The influential think-tank has called upon the government to scrap town centre first planning policy to bring high streets back to life
The right-leaning think-tank has said policies intended to revive Britain’s ailing high streets are raising the cost of living.
The town centre first policy was introduced in the mid-nineties in an attempt to limit the development of out of town shopping centres. But the report claims it has ‘decreased competition between retailers and damaged the social fabric of many communities’.
The think-tank has suggested that councils with poorly run high streets which have the ‘potential to flourish’ should have their powers removed and transferred to management companies with retail experience. While high streets which are small and badly located should be transformed into housing or offices.
Alex Morton, author of the report, said: ‘It is understandable politicians sometimes feel the pull of nostalgia but a focus on trying to revive the high street by limiting out-of-town outlets isn’t the answer. The results of this are boarded up high streets and higher prices.

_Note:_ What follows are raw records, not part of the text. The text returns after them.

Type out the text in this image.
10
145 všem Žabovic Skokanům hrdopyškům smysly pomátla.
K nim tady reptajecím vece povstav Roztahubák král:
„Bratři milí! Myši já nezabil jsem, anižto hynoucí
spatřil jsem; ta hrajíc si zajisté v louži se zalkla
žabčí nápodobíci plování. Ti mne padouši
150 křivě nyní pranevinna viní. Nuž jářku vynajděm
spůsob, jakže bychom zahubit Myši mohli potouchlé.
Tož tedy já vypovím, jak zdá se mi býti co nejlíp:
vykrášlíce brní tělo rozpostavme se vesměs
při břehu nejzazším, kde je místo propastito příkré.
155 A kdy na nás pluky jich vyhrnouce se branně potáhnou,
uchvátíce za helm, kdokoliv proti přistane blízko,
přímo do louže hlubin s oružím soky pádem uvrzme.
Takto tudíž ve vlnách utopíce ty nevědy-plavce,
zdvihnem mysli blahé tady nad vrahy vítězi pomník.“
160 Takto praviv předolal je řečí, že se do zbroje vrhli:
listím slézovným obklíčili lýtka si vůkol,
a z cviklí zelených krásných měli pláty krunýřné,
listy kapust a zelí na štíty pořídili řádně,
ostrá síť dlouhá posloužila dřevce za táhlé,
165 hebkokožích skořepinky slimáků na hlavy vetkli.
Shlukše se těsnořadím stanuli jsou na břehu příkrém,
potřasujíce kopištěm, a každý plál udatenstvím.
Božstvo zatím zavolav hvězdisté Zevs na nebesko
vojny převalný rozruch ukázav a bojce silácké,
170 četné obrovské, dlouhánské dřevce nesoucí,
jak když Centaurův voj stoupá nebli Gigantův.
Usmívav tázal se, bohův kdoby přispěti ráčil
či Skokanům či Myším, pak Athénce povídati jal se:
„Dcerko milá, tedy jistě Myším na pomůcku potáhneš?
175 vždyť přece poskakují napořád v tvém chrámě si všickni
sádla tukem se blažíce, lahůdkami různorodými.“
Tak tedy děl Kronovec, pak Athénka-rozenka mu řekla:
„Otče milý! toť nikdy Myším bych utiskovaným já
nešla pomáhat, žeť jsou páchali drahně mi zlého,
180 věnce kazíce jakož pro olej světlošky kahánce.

‘Some high streets are run by good local councils and are doing well. Others are not. High streets are struggling either due to poor council management, or simply because the high street is unable to meet the needs of 21st century shoppers. Poor performing councils should lose their powers over the high street. For those high streets unable to compete with other retail outlets, boarded up shops should be converted into housing and office space.’
The report from the Policy Exchange comes just days after another think-tank, Centre for Cities, also called for town centre first policies to be scrapped.
In July this year, British Land won the go-ahead for expansion at Sheffield’s out-of-town shopping centre Meadowhall, despite efforts by Sheffield City Council to block the development in favour of city centre growth.